Microgreens require slightly less warm and humid conditions than sprouts do, and only the leaf and stem, rather than the root and seed, are consumed.

That said, if you’re planning on growing microgreens at home, it’s important to buy seeds from a reputable company and choose growing mediums that are free of contamination with harmful bacteria such as Salmonella and E. coli (19).

The most common growing mediums are peat, perlite and vermiculite. Single-use growing mats produced specifically for growing microgreens are considered very sanitary (1, 20).

Summary Microgreens are generally considered safe to eat. When growing them at home, pay special attention to the quality of the seeds and growing mediums used.

How to Include Microgreens in Your Diet

There are many ways to include microgreens in your diet.

They can be incorporated into a variety of dishes, including sandwiches, wraps and salads.

Microgreens may also be blended into smoothies or juiced. Wheatgrass juice is a popular example of a juiced microgreen.

Another option is to use them as garnishes on pizzas, soups, omelets, curries and other warm dishes.

Summary Microgreens may be eaten raw, juiced or blended and can be incorporated into a variety of cold and warm dishes.

How to Grow Your Own

Microgreens are easy and convenient to grow, as they don’t require much equipment or time. They can be grown year-round, both indoor or outdoors.

Here’s what you’ll need:

  • Good-quality seeds.
  • A good growing medium, such as a container filled with potting soil or homemade compost. Alternatively, you can use a single-use growing mat specifically designed for growing microgreens.
  • Proper lighting — either sunlight or ultraviolet lighting, ideally for 12–16 hours per day.

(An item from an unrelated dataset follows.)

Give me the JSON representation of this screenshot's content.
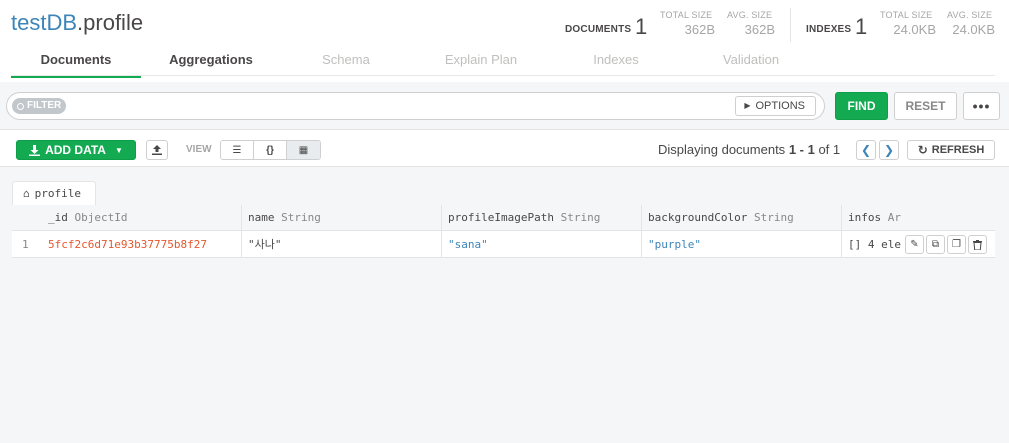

  • Fill your container with soil, making sure you don’t over-compress it, and water lightly.
  • Sprinkle the seed of your choice on top of the soil as evenly as possible.
  • Lightly mist your seeds with water and cover your container with a plastic lid.
  • Check on your tray daily and mist water as needed to keep the seeds moist.
  • A couple of days after the seeds have germinated, you may remove the plastic lid to expose them to light.
  • Water once a day while your microgreens grow and gain color.
  • After 7–10 days, your microgreens should be ready to harvest.
Summary Microgreens can be conveniently grown at home. Those interested in harvesting their own microgreen crops can do so by following the simple steps above.

The Bottom Line

Microgreens are flavorful and can easily be incorporated into your diet in a variety of ways.

They're also generally very nutritious and may even reduce your risk of certain diseases.

Given that they're easy to grow at home, they're an especially cost-effective way to boost nutrient intake without having to purchase large quantities of vegetables.

As such, they’re a worthwhile addition to your diet.